San Francisco Not So Sweet To Beverage Investors

The Wall Street Journal reported San Francisco is set to become the first U.S. city to require cigarette style “warning labels” on ads for sodas and other sugary beverages.

The Letter Of The Law

Effective July 25, the law will require billboards and other public advertisements to include a statement reading, “WARNING: Drinking beverages with added sugar(s) contributes to obesity, diabetes, and tooth decay.” The ban would not extend to television and radio ads.

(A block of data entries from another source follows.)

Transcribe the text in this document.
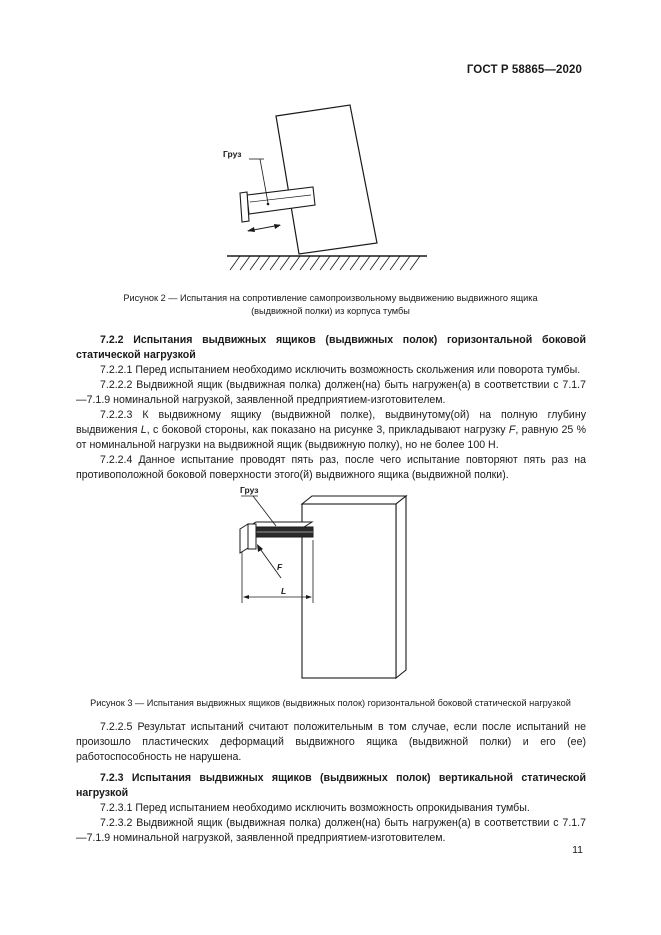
ГОСТ Р 58865—2020
Груз
Рисунок 2 — Испытания на сопротивление самопроизвольному выдвижению выдвижного ящика
(выдвижной полки) из корпуса тумбы

7.2.2 Испытания выдвижных ящиков (выдвижных полок) горизонтальной боковой статической нагрузкой

7.2.2.1 Перед испытанием необходимо исключить возможность скольжения или поворота тумбы.

7.2.2.2 Выдвижной ящик (выдвижная полка) должен(на) быть нагружен(а) в соответствии с 7.1.7—7.1.9 номинальной нагрузкой, заявленной предприятием-изготовителем.

7.2.2.3 К выдвижному ящику (выдвижной полке), выдвинутому(ой) на полную глубину выдвижения L, с боковой стороны, как показано на рисунке 3, прикладывают нагрузку F, равную 25 % от номинальной нагрузки на выдвижной ящик (выдвижную полку), но не более 100 Н.

7.2.2.4 Данное испытание проводят пять раз, после чего испытание повторяют пять раз на противоположной боковой поверхности этого(й) выдвижного ящика (выдвижной полки).

Груз
F
L
Рисунок 3 — Испытания выдвижных ящиков (выдвижных полок) горизонтальной боковой статической нагрузкой

7.2.2.5 Результат испытаний считают положительным в том случае, если после испытаний не произошло пластических деформаций выдвижного ящика (выдвижной полки) и его (ее) работоспособность не нарушена.

7.2.3 Испытания выдвижных ящиков (выдвижных полок) вертикальной статической нагрузкой

7.2.3.1 Перед испытанием необходимо исключить возможность опрокидывания тумбы.

7.2.3.2 Выдвижной ящик (выдвижная полка) должен(на) быть нагружен(а) в соответствии с 7.1.7—7.1.9 номинальной нагрузкой, заявленной предприятием-изготовителем.

11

Tuesday, a civil complaint filed before a California court was struck down. The American Beverage Association, which filed the complaint and whose members include the The Coca-Cola Co KO and PepsiCo, Inc. PEP, argued that the warning label requirement violated First Amendment free speech rights. The judge denied the request, ruling the plaintiffs wouldn't suffer irreparable harm from the new law.

Related Link: The Investment Case Against Sugar

Bans Inspire Other Cities

New York failed to implement a ban on the sale of sugary drinks larger than 16 ounces. Following New York’s announcement of their proposed ban, Los Angeles debated banning sodas at public parks and libraries, and Bostonians proposed a ban of “super-sized” sodas at restaurants.

San Francisco’s success in court may be the ammo warning-proponents need in cities like Baltimore and New York. Berkeley and Philadelphia are going further, proposing “sugar taxes” as high as 3 cents per ounce on drinks with added sugars.

Stocks Affected

Neither Coca-Cola nor Pepsi saw their share prices move much following either the announcement of the New York ban back in 2012 nor its being blocked in court in 2014. Both companies have also been extending their non-carbonated offerings for some time.

That being said, the “war on soda” is seen by some analysts as posing a risk to the beverage sector, particularly Coca-Cola, Pepsi, Dr Pepper Snapple Group Inc. DPS and Monster Beverage Corporation MNST, if it ever extends to the adoption of soda taxes.